Se avecina un nuevo Gobierno y, por tanto, surgen muchas dudas sobre el futuro. Decimos a menudo que el deporte representa lo mejor de nuestra sociedad. Se asocia al esfuerzo, al triunfo, al éxito, a los mejores valores sociales. Sin embargo, apenas se asocia a la formalización de una política pública hecha con seriedad y rigor y gestionada desde una consideración y una visión que no sea meramente cosmética y representativa.
El Estado subvencionaba el deporte de alto nivel con más de 70 millones de euros en 2007. En 2018, la subvención (tras una espectacular subida) no pasa de 64 millones. El Programa ADO disponía en 2012 de 10 millones de euros y en 2018 no llega a cuatro millones. A partir de aquí, el que los éxitos deportivos se mantengan no es sino fruto de una gran competitividad, del esfuerzo privado, de un funcionamiento razonable del alto rendimiento y de una polivalencia general de la actividad deportiva.
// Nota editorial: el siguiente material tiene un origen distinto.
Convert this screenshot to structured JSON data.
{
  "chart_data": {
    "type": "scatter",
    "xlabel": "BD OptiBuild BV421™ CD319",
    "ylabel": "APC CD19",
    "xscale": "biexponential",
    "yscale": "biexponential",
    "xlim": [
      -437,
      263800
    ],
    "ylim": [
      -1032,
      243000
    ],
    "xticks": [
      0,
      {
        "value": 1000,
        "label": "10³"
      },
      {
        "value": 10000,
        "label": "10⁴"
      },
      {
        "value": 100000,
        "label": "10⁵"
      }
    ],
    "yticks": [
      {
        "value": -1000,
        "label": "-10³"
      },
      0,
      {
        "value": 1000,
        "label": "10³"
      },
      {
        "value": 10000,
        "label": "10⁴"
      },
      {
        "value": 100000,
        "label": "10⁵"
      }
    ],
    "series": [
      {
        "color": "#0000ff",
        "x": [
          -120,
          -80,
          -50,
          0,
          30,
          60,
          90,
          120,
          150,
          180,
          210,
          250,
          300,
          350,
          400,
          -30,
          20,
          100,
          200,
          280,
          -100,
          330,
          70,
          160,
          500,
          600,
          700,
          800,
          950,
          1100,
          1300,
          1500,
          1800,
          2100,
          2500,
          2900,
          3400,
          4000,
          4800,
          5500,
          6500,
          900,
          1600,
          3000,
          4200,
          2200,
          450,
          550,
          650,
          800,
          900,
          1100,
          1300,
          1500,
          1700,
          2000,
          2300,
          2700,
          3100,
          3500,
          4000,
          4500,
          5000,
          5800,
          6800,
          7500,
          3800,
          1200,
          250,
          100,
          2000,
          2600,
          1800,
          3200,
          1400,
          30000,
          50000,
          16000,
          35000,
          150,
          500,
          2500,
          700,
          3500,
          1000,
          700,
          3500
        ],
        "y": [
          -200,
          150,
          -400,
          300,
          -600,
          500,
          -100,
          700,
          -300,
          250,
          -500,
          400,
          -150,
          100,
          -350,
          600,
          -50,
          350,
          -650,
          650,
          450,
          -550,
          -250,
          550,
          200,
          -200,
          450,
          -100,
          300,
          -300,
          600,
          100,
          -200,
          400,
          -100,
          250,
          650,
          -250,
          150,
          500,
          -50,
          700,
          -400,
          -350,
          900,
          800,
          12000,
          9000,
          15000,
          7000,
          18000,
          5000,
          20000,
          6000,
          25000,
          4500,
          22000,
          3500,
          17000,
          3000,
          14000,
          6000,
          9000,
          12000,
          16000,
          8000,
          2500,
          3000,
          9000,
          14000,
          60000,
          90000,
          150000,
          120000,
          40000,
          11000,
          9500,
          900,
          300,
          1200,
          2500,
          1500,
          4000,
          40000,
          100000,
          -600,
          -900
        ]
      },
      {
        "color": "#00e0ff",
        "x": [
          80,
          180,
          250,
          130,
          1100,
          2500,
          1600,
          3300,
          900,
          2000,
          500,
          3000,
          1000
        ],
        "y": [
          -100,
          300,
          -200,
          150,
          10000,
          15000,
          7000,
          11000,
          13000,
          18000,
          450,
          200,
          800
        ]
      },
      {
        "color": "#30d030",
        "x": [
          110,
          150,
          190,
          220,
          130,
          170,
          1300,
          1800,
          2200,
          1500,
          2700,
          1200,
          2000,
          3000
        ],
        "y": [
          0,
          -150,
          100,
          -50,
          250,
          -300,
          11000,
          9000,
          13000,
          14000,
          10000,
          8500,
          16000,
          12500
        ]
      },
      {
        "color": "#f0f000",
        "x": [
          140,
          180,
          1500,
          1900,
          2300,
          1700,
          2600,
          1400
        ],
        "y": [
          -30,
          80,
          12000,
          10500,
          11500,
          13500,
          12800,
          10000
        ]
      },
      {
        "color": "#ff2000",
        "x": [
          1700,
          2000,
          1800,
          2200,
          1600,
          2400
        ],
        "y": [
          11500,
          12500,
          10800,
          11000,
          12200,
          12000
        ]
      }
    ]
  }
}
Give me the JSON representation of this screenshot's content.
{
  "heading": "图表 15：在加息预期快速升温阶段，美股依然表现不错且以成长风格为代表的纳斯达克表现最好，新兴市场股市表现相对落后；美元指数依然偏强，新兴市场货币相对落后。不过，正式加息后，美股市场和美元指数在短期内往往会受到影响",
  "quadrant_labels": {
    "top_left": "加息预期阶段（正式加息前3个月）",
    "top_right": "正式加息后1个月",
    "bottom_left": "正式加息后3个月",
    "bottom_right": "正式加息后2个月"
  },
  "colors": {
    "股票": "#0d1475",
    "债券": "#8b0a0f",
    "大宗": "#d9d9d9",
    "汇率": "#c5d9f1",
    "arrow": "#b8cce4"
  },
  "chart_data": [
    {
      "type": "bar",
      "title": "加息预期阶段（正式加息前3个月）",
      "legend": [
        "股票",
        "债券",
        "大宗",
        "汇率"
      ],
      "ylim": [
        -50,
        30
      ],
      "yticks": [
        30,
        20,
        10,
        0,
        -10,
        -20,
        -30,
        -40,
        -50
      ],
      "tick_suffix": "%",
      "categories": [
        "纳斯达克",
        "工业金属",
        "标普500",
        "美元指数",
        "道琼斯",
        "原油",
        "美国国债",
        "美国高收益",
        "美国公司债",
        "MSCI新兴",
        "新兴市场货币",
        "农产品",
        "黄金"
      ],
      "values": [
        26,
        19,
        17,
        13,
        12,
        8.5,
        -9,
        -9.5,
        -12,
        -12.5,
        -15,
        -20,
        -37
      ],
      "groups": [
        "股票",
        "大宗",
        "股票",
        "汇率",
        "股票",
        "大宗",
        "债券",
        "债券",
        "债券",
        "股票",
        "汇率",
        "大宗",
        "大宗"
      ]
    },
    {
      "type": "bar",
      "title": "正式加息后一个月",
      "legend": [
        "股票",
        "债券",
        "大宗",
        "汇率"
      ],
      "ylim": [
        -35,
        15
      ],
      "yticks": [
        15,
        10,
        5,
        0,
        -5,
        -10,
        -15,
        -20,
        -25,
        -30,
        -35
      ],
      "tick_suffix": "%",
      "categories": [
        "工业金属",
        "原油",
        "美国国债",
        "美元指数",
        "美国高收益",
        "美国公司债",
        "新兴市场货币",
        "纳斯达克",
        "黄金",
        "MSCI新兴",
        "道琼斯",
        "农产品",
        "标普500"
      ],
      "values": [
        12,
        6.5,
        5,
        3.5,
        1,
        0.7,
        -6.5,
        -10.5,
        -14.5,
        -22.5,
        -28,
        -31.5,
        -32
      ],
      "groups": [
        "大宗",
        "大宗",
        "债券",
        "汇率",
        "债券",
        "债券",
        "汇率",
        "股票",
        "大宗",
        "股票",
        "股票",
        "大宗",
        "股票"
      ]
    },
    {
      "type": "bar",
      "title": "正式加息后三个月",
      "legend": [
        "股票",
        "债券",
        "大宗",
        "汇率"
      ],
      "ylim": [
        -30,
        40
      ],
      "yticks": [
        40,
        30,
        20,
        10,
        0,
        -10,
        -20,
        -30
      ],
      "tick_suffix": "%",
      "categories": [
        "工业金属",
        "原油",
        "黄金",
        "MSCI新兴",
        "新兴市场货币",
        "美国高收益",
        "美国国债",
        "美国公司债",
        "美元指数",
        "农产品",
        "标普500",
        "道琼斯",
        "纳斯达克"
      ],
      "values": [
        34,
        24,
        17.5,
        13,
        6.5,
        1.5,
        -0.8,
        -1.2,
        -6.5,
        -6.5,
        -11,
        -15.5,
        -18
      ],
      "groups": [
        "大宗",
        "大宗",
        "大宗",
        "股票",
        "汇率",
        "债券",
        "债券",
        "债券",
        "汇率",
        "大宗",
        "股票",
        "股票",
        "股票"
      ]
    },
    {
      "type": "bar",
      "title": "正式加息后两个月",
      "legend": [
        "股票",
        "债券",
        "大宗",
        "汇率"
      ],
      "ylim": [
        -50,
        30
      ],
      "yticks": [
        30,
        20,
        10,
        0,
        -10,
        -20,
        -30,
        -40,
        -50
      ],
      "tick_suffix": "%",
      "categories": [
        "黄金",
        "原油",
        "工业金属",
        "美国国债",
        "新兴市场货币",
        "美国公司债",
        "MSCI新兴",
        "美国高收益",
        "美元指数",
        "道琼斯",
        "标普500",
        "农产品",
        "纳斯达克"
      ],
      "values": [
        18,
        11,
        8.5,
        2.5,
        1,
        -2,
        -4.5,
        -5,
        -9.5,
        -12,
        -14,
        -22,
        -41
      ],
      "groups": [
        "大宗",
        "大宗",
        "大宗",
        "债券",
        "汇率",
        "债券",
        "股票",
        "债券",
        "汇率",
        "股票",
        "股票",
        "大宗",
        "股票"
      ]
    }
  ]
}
En este contexto es preciso reclamar un profundo cambio en la política pública deportiva. Es necesario saber si será la financiación pública o la financiación privada el motor que debe impulsarla y es necesario, sobre todo, fijar los objetivos y las estrategias. Si la sociedad percibe la importancia del deporte, las políticas que articulan los deseos de la población no pueden vivir al margen de dicha importancia. Es preciso fijar criterio, fijar estrategias, apostar por un sistema de financiación y profundizar en el sistema que se diseñe.
La cosmética debe dejar paso al rigor. No se puede ganar ni participar todo si en 2018 los gastos totales de viaje de los deportistas de élite no superaban los 37 millones de euros cuando en 2009 ya se invirtieron 33 millones o en 2013 se invertían 36 millones de euros.
Las cifras cantan. El deporte no es una prioridad social. La política deportiva carece de relevancia para los gobiernos y el deporte ha sufrido—como pocos sectores— una crisis de la que no ha salido ni cuando no hay crisis.